Just after midnight on November 19, 1949, Fitzgerald was badly wounded when an assailant shot him in the right side with a shotgun. The assailant fired a second time towards Fitzgerald's head but missed. When he was brought to the hospital, it was thought that he would be paralyzed. The shotgun was held so close to Fitzgerald's side that the wadding from the shell was embedded in his body. His wife Meta heard the shots and ran outside to see him slumped down on the floor of the garage. The shotgun blast had damaged his spine and he had more than 110 shotgun pellets lodged in his body.
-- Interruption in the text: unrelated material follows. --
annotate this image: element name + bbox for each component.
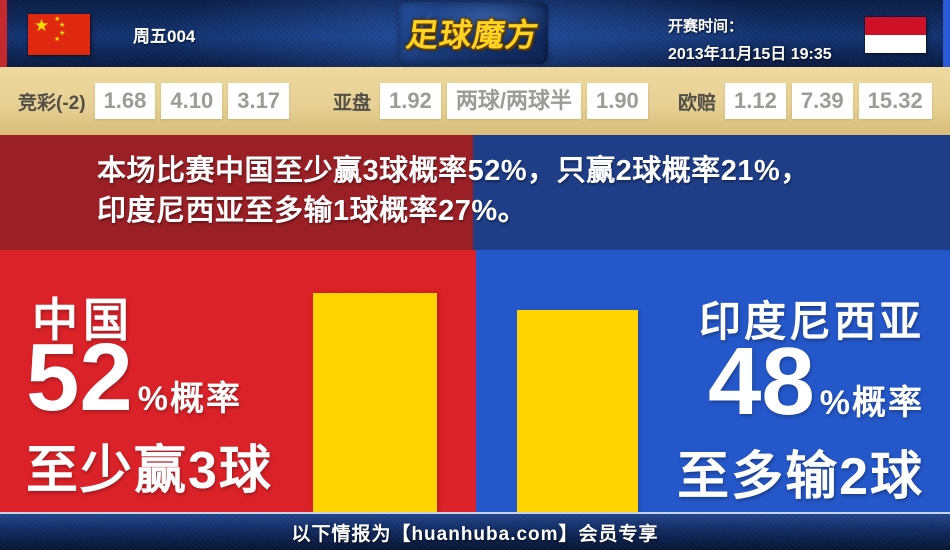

His liver was badly damaged and a number of pellets could not be removed. The shooter was never found. Authorities suspected that the murder attempt may have been the work of the Purple Gang. After the shooting and his recovery he began staying at the Nevada Club casino. He walked with a limp for the rest of his life. He stayed on the second floor of The Nevada Club in a steel-walled apartment. He was referred to as reclusive by the Reno Gazette-Journal.

==Personal life==
Fitzgerald was married to Meta née Konarske. After he survived the 1949 murder attempt, he became more reclusive and rarely left his casino and home. He also began storing silver dollars and other collectable casino items in a Reno Nevada warehouse. After his death, a California coin dealer named Ron Gillio purchased all of the items from the warehouse. Gillio called the items in the warehouse the Fitzgerald Hoard. Among the items in the hoard were casino chips and 100,000 American silver dollars.

He was hospitalized at Washoe Medical Center on March 31, 1981, and died there on April 18, 1981. He had been suffering from an upper respiratory tract infection.